I had an interesting conversation the other day with my friend Heather about how we have realized that there’s probably no point in life where you really, truly feel like you 100% have it figured out, or are an expert. It would be easy to let that feeling take over and not try anything new or not take a leap just because it’s scary and it seems like someone else is already doing it better.
Heather wrote a great post recently about how she is a chronic under-preparer. It’s not the under-preparing part of the post that I really resonated with (although I’ve definitely been there, I tend to do well with the “prepare adequately but also leave some space to wing it because if I prepare too much I’ll just go crazy, and I do best if I need to improvise a little and think on my feet” approach), but rather the part about how nerve-wracking it feels when waiting for something new to begin that is a little outside of your comfort zone.

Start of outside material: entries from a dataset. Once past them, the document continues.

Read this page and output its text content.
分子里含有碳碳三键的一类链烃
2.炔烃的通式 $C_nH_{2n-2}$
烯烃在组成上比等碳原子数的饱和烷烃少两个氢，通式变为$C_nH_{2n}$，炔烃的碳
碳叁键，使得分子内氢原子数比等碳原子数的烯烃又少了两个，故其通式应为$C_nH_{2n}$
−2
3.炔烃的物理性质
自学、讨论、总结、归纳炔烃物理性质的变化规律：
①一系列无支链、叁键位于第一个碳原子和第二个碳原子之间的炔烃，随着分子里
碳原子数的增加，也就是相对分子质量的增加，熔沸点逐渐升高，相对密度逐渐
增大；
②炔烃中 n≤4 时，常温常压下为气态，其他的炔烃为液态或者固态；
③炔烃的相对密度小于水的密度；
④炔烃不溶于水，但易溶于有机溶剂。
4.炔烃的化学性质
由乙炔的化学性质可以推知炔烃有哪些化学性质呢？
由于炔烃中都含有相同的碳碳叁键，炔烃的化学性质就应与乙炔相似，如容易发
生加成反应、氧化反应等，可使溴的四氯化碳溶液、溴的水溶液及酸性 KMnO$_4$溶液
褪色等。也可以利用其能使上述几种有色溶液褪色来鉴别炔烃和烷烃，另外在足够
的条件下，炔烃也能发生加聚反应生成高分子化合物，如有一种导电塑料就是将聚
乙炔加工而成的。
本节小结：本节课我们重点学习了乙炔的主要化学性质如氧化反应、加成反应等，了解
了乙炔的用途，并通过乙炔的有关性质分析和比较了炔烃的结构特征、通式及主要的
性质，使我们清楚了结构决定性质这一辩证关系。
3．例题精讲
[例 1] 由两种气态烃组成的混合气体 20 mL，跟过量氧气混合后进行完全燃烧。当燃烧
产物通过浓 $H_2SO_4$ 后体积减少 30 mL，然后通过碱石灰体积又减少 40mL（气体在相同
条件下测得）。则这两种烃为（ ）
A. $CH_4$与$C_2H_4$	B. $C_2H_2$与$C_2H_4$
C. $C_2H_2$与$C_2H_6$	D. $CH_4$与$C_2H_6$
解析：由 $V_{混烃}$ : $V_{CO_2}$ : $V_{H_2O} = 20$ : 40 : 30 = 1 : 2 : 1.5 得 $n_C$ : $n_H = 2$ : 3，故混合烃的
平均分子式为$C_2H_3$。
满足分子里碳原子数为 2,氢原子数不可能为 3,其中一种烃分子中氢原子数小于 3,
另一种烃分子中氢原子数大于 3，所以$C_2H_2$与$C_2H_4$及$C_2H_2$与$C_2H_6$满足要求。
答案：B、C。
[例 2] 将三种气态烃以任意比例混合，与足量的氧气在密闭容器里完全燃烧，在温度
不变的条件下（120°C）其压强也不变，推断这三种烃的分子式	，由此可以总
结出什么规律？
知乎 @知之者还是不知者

In the post, she talks about waiting for her first Girls on the Run practice to start (I remember feeling the exact same way when I was coaching GOTR, and I wasn’t even head coach), and explains how she started asking herself things like:
Why did I add this to my calendar? Why do I feel SO uncomfortable? Why did I put myself in this position/think I could do this?
And then, of course, the practice started and she was fine.
I really resonated with that thought process – it’s one I’ve definitely had with myself every time I sign on for something new – especially something like giving a presentation or being in front of/in charge of a group. I know that I am a good teacher and presenter, and yet I still have the same thought process right before the first time it starts.
Why did I think I could teach this class/course? What if I look stupid? What if I stumble over my words or don’t know the answer to a question? Why did I add another thing to my to do list? It would have been so much easier to say no and stay home in sweatpants… etc etc
My point here is that if you’ve been letting thoughts like this hold you back, this completely random post is just a reminder that EVERYONE feels like an imposter at least some of the time. If there’s something you’ve been wanting to do but you are scared to do it because you feel like all those people who are doing it already are “experts” and you couldn’t possibly be like them – do it anyway. I guarantee you those people have felt just the same as you do right now, and I’m sure they feel like they still have a ton to learn, too – there’s always more to learn.
As Heather said, even if you are scared or feel unprepared – just show up and try. This can apply to anything, whether a work-related event, the start of a hard class, a first date, or even the starting line of a race (or the first steps out the door of your first training run). I bet you’ll quickly find that you are better prepared and more able than you realize if you just give yourself a chance – and life is too easy if we never do anything that scares us.
p.s. When I read Heather’s post last week, I remember thinking: “I love her posts like this. I wish I could write something like that.” And then I reminded myself: of course I can, and I should. So I did, and I thought it might help inspire some of you to do something outside of your comfort zones, too.